La fiesta de Navidad Solidaria de Cáritas Huesca ha superado este martes los 10.000 euros de recaudación, tras sumar la aportación previa de Bada, que ya había donado 5.000 euros, a las contribuciones de otras empresas colaboradoras y al dinero obtenido durante la propia celebración mediante la venta de boletos del sorteo y de comida.
La celebración navideña, que se ha desarrollado en el Hotel Abba Huesca, ha reunido a decenas de personas en una tarde concebida como espacio de encuentro, convivencia y participación, con presencia de voluntariado, personas vinculadas a la entidad, empresas colaboradoras y ciudadanía en general.
La respuesta solidaria ha permitido alcanzar una recaudación global que se destinará a proyectos de vivienda, después de que durante la tarde se haya mantenido la venta de números para un sorteo solidario con 40 premios, junto con la oferta de comida elaborada con la colaboración de distintos establecimientos.
Entre los productos sorteados han figurado un jamón, camisetas firmadas de la SD Huesca y del Club Baloncesto Peñas, así como un descuento de 300 euros para el alquiler de un camper, entre otros regalos aportados por las empresas participantes.
La gala de Navidad Solidaria 2025 se ha celebrado entre las 18 y las 21 horas, conducida por el payaso Kikote, que ha combinado animación, música y actuaciones a lo largo de toda la tarde.

El programa artístico ha contado con la actuación de la Agrupación Folklórica Santa Cecilia, la Coral Arcadia, el grupo de canto Voces de la Alegría, dirigido por Isabel Arilla, y el grupo de baile del Hogar de Mayores del IASS en Huesca.
El evento se ha completado con degustaciones gastronómicas, la animación técnica de Sonido 54 y un photocall diseñado por Julio Luzán, reforzando el carácter festivo de una cita ya consolidada en el calendario navideño de la ciudad.
Durante su intervención, el presidente de Cáritas Huesca, José Antonio Torres, ha centrado su mensaje en la dignidad de las personas, subrayando que no puede entenderse como un premio ni como un privilegio reservado a unos pocos, sino como un derecho inherente que no debería depender de la suerte, del origen, de la situación económica o de las oportunidades laborales.

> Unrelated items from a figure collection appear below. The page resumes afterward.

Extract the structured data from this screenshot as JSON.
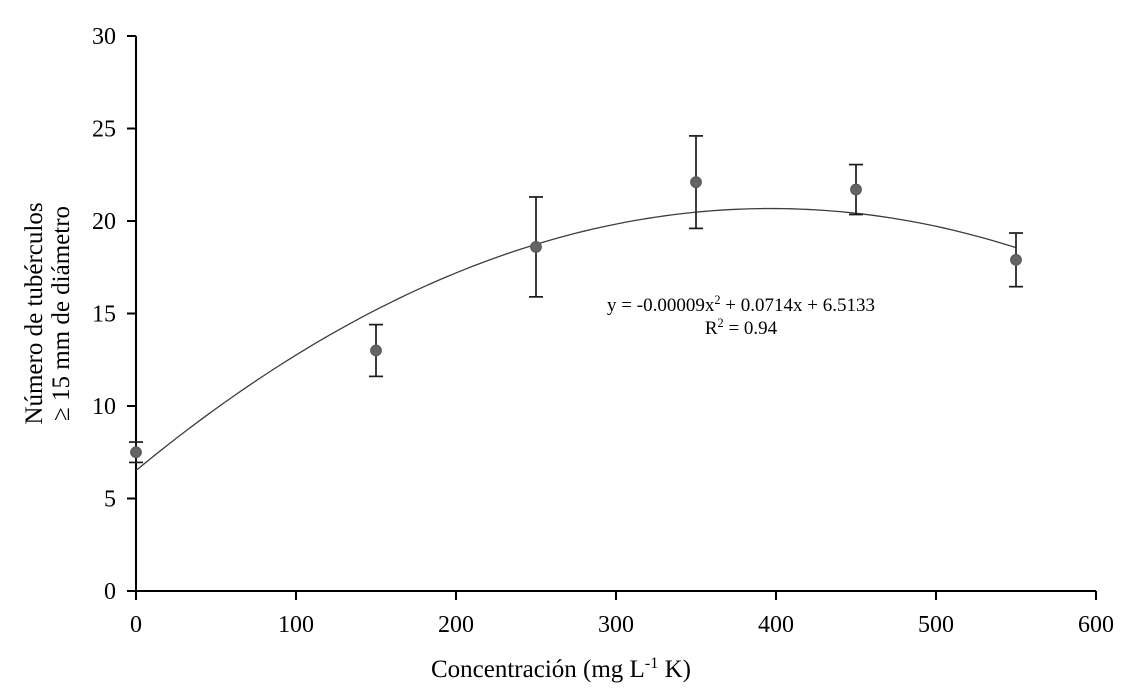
{
  "figure": {
    "background": "#ffffff"
  },
  "chart_data": {
    "type": "scatter",
    "title": "",
    "xlabel_plain": "Concentración (mg L-1 K)",
    "xlabel_segments": [
      {
        "t": "Concentración (mg L"
      },
      {
        "t": "-1",
        "sup": true
      },
      {
        "t": " K)"
      }
    ],
    "ylabel_lines": [
      "Número de tubérculos",
      "≥ 15 mm de diámetro"
    ],
    "xlim": [
      0,
      600
    ],
    "ylim": [
      0,
      30
    ],
    "xticks": [
      0,
      100,
      200,
      300,
      400,
      500,
      600
    ],
    "yticks": [
      0,
      5,
      10,
      15,
      20,
      25,
      30
    ],
    "grid": false,
    "legend": "none",
    "series": [
      {
        "name": "observed-means",
        "marker": "circle",
        "points": [
          {
            "x": 0,
            "y": 7.5,
            "err": 0.55
          },
          {
            "x": 150,
            "y": 13.0,
            "err": 1.4
          },
          {
            "x": 250,
            "y": 18.6,
            "err": 2.7
          },
          {
            "x": 350,
            "y": 22.1,
            "err": 2.5
          },
          {
            "x": 450,
            "y": 21.7,
            "err": 1.35
          },
          {
            "x": 550,
            "y": 17.9,
            "err": 1.45
          }
        ]
      }
    ],
    "fit_curve": {
      "coefficients": {
        "a": -9e-05,
        "b": 0.0714,
        "c": 6.5133
      },
      "r_squared": 0.94,
      "x_domain": [
        0,
        550
      ],
      "equation_segments": [
        {
          "t": "y = -0.00009x"
        },
        {
          "t": "2",
          "sup": true
        },
        {
          "t": " + 0.0714x + 6.5133"
        }
      ],
      "r2_segments": [
        {
          "t": "R"
        },
        {
          "t": "2",
          "sup": true
        },
        {
          "t": " = 0.94"
        }
      ]
    },
    "colors": {
      "marker_fill": "#646464",
      "marker_stroke": "#575757",
      "error_bar": "#1b1b1b",
      "curve": "#3d3d3d",
      "axis": "#000000",
      "text": "#000000"
    }
  }
}
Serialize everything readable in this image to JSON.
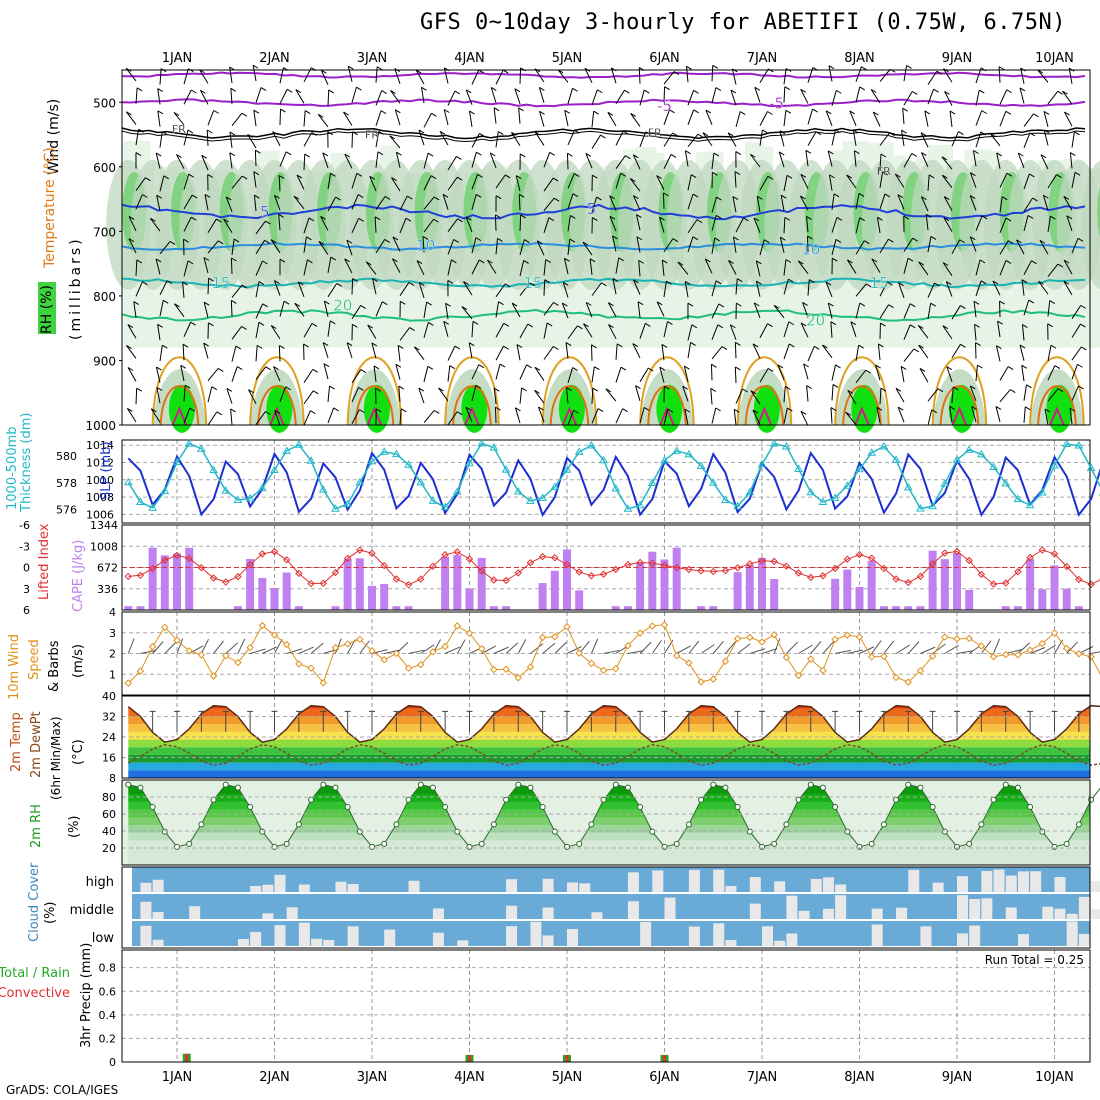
{
  "title": "GFS 0~10day 3-hourly for ABETIFI (0.75W, 6.75N)",
  "credit": "GrADS: COLA/IGES",
  "colors": {
    "purple": "#9b1fc9",
    "black": "#000000",
    "blue": "#1e3fd8",
    "skyblue": "#2a8ee0",
    "teal": "#1ab2b2",
    "green_contour": "#1fbf7a",
    "orange": "#e0a020",
    "darkorange": "#e07010",
    "magenta": "#d01a8a",
    "rh_light": "#e6f3e6",
    "rh_mid": "#bfd8bf",
    "rh_dark": "#6fcf6f",
    "rh_bright": "#10e010",
    "cape": "#c080f0",
    "li": "#e03030",
    "wind": "#e0901a",
    "slp": "#1c2fd0",
    "thick": "#22b8c8",
    "cloud_bg": "#6aaad6",
    "cloud_bar": "#e8e8e8",
    "rain": "#22aa22",
    "conv": "#e03030"
  },
  "chart_data": {
    "type": "meteogram",
    "date_labels": [
      "1JAN",
      "2JAN",
      "3JAN",
      "4JAN",
      "5JAN",
      "6JAN",
      "7JAN",
      "8JAN",
      "9JAN",
      "10JAN"
    ],
    "panels": [
      {
        "id": "profile",
        "ylabels": [
          "Wind (m/s)",
          "Temperature (°C)",
          "RH (%)",
          "(millibars)"
        ],
        "yticks": [
          "500",
          "600",
          "700",
          "800",
          "900",
          "1000"
        ],
        "ylim": [
          1000,
          450
        ],
        "contour_labels": [
          {
            "text": "-5",
            "color": "purple",
            "x": 5.0,
            "p": 506
          },
          {
            "text": "-5",
            "color": "purple",
            "x": 6.15,
            "p": 502
          },
          {
            "text": "FR",
            "color": "black",
            "x": 0.02,
            "p": 540
          },
          {
            "text": "FR",
            "color": "black",
            "x": 2.0,
            "p": 548
          },
          {
            "text": "FR",
            "color": "black",
            "x": 4.9,
            "p": 545
          },
          {
            "text": "FR",
            "color": "black",
            "x": 7.25,
            "p": 605
          },
          {
            "text": "5",
            "color": "blue",
            "x": 0.9,
            "p": 670
          },
          {
            "text": "5",
            "color": "blue",
            "x": 4.25,
            "p": 665
          },
          {
            "text": "10",
            "color": "skyblue",
            "x": 2.55,
            "p": 722
          },
          {
            "text": "10",
            "color": "skyblue",
            "x": 6.5,
            "p": 728
          },
          {
            "text": "15",
            "color": "teal",
            "x": 0.45,
            "p": 780
          },
          {
            "text": "15",
            "color": "teal",
            "x": 3.65,
            "p": 780
          },
          {
            "text": "15",
            "color": "teal",
            "x": 7.2,
            "p": 780
          },
          {
            "text": "20",
            "color": "green_contour",
            "x": 1.7,
            "p": 815
          },
          {
            "text": "20",
            "color": "green_contour",
            "x": 6.55,
            "p": 838
          }
        ]
      },
      {
        "id": "slp_thickness",
        "ylabel_left": [
          "1000-500mb",
          "Thickness (dm)"
        ],
        "ylabel_right": "SLP (mb)",
        "thickness_ticks": [
          "576",
          "578",
          "580"
        ],
        "slp_ticks": [
          "1006",
          "1008",
          "1010",
          "1012",
          "1014"
        ],
        "thickness_ylim": [
          575,
          581.2
        ],
        "slp_ylim": [
          1005,
          1014.6
        ]
      },
      {
        "id": "cape_li",
        "ylabel_left": "Lifted Index",
        "ylabel_right": "CAPE (J/kg)",
        "li_ticks": [
          "-6",
          "-3",
          "0",
          "3",
          "6"
        ],
        "cape_ticks": [
          "336",
          "672",
          "1008",
          "1344"
        ],
        "li_ylim": [
          6,
          -6
        ],
        "cape_ylim": [
          0,
          1344
        ]
      },
      {
        "id": "wind10m",
        "ylabel": [
          "10m Wind",
          "Speed",
          "& Barbs",
          "(m/s)"
        ],
        "yticks": [
          "1",
          "2",
          "3",
          "4"
        ],
        "ylim": [
          0,
          4
        ]
      },
      {
        "id": "temp2m",
        "ylabel": [
          "2m Temp",
          "2m DewPt",
          "(6hr Min/Max)",
          "(°C)"
        ],
        "yticks": [
          "8",
          "16",
          "24",
          "32",
          "40"
        ],
        "ylim": [
          8,
          40
        ]
      },
      {
        "id": "rh2m",
        "ylabel": [
          "2m RH",
          "(%)"
        ],
        "yticks": [
          "20",
          "40",
          "60",
          "80"
        ],
        "ylim": [
          0,
          100
        ]
      },
      {
        "id": "cloud",
        "ylabel": [
          "Cloud Cover",
          "(%)"
        ],
        "levels": [
          "high",
          "middle",
          "low"
        ]
      },
      {
        "id": "precip",
        "ylabel": [
          "3hr Precip (mm)"
        ],
        "legend": [
          "Total / Rain",
          "Convective"
        ],
        "yticks": [
          "0",
          "0.2",
          "0.4",
          "0.6",
          "0.8"
        ],
        "ylim": [
          0,
          0.95
        ],
        "run_total": "Run Total = 0.25",
        "bars": [
          {
            "x": 0.1,
            "value": 0.07
          },
          {
            "x": 3.0,
            "value": 0.06
          },
          {
            "x": 4.0,
            "value": 0.06
          },
          {
            "x": 5.0,
            "value": 0.06
          }
        ]
      }
    ]
  }
}
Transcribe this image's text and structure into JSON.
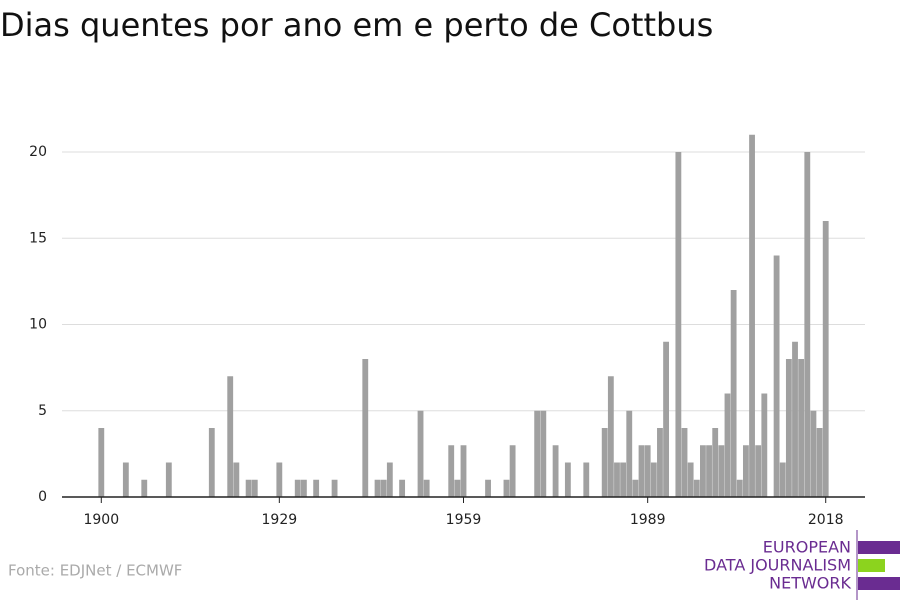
{
  "chart_data": {
    "type": "bar",
    "title": "Dias quentes por ano em e perto de Cottbus",
    "source": "Fonte: EDJNet / ECMWF",
    "logo": [
      "EUROPEAN",
      "DATA JOURNALISM",
      "NETWORK"
    ],
    "color": "#a0a0a0",
    "x": [
      1900,
      1904,
      1907,
      1911,
      1918,
      1921,
      1922,
      1924,
      1925,
      1929,
      1932,
      1933,
      1935,
      1938,
      1943,
      1945,
      1946,
      1947,
      1949,
      1952,
      1953,
      1957,
      1958,
      1959,
      1963,
      1966,
      1967,
      1971,
      1972,
      1974,
      1976,
      1979,
      1982,
      1983,
      1984,
      1985,
      1986,
      1987,
      1988,
      1989,
      1990,
      1991,
      1992,
      1994,
      1995,
      1996,
      1997,
      1998,
      1999,
      2000,
      2001,
      2002,
      2003,
      2004,
      2005,
      2006,
      2007,
      2008,
      2010,
      2011,
      2012,
      2013,
      2014,
      2015,
      2016,
      2017,
      2018
    ],
    "values": [
      4,
      2,
      1,
      2,
      4,
      7,
      2,
      1,
      1,
      2,
      1,
      1,
      1,
      1,
      8,
      1,
      1,
      2,
      1,
      5,
      1,
      3,
      1,
      3,
      1,
      1,
      3,
      5,
      5,
      3,
      2,
      2,
      4,
      7,
      2,
      2,
      5,
      1,
      3,
      3,
      2,
      4,
      9,
      20,
      4,
      2,
      1,
      3,
      3,
      4,
      3,
      6,
      12,
      1,
      3,
      21,
      3,
      6,
      14,
      2,
      8,
      9,
      8,
      20,
      5,
      4,
      16
    ],
    "xlim": [
      1893.6,
      2024.4
    ],
    "xticks": [
      1900,
      1929,
      1959,
      1989,
      2018
    ],
    "ylim": [
      0,
      22
    ],
    "yticks": [
      0,
      5,
      10,
      15,
      20
    ],
    "grid": true
  }
}
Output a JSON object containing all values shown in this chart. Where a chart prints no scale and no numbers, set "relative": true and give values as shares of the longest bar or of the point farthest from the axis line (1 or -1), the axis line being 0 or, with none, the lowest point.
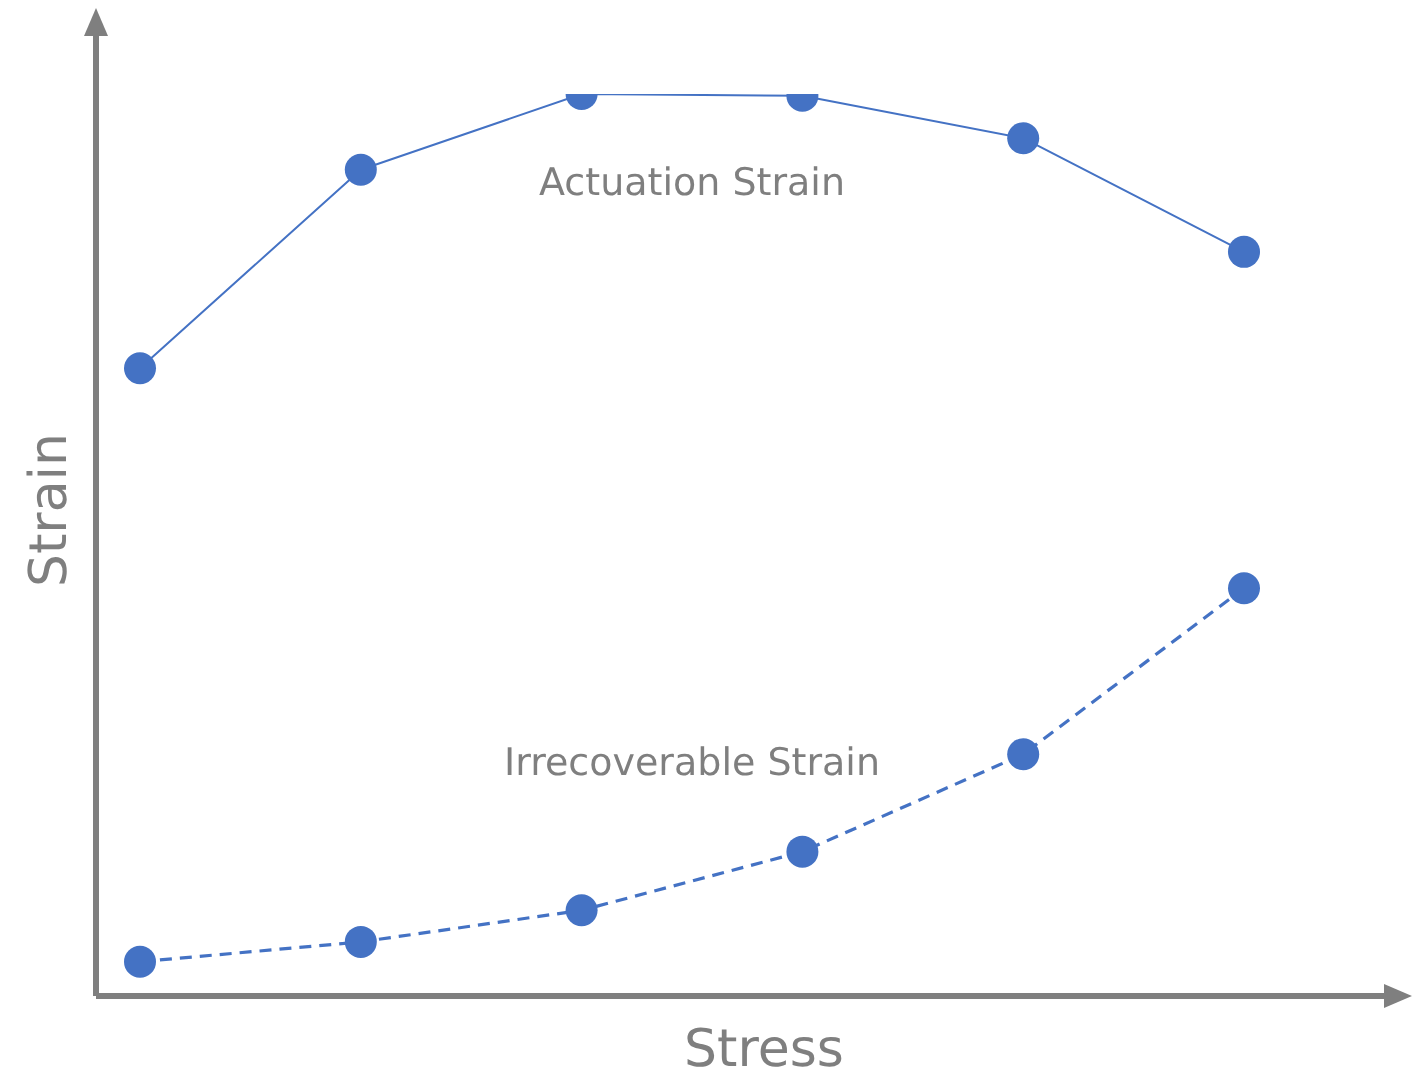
{
  "chart_data": {
    "type": "line",
    "relative": true,
    "xlabel": "Stress",
    "ylabel": "Strain",
    "categories": [
      null,
      null,
      null,
      null,
      null,
      null
    ],
    "marker": "circle",
    "legend": false,
    "series": [
      {
        "name": "Actuation Strain",
        "color": "#4472c4",
        "line_style": "solid",
        "values": [
          0.696,
          0.916,
          1,
          0.998,
          0.951,
          0.825
        ]
      },
      {
        "name": "Irrecoverable Strain",
        "color": "#4472c4",
        "line_style": "dashed",
        "values": [
          0.038,
          0.06,
          0.095,
          0.16,
          0.268,
          0.452
        ]
      }
    ]
  }
}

Torres ha trasladado que la experiencia diaria de la entidad evidencia que muchas personas viven en situaciones de fragilidad, con dificultades para acceder a una vivienda digna, para mantener un empleo estable o para sostener su vida cotidiana, y ha recordado realidades de soledad, precariedad y falta de oportunidades que afectan tanto a personas mayores como a jóvenes y familias.
El presidente ha insistido en que la esperanza no surge de manera espontánea, sino que se construye a través del acompañamiento, la escucha y la cercanía, y ha defendido que la labor del voluntariado y el compromiso colectivo permiten transformar esa esperanza en acciones concretas que devuelven confianza y autonomía a las personas.
En su mensaje final, ha agradecido de forma expresa la implicación del voluntariado, de las personas participantes, de las empresas colaboradoras y de todas las entidades que han hecho posible la celebración, destacando que cada gesto de apoyo contribuye a sostener la acción social de Cáritas a lo largo de todo el año.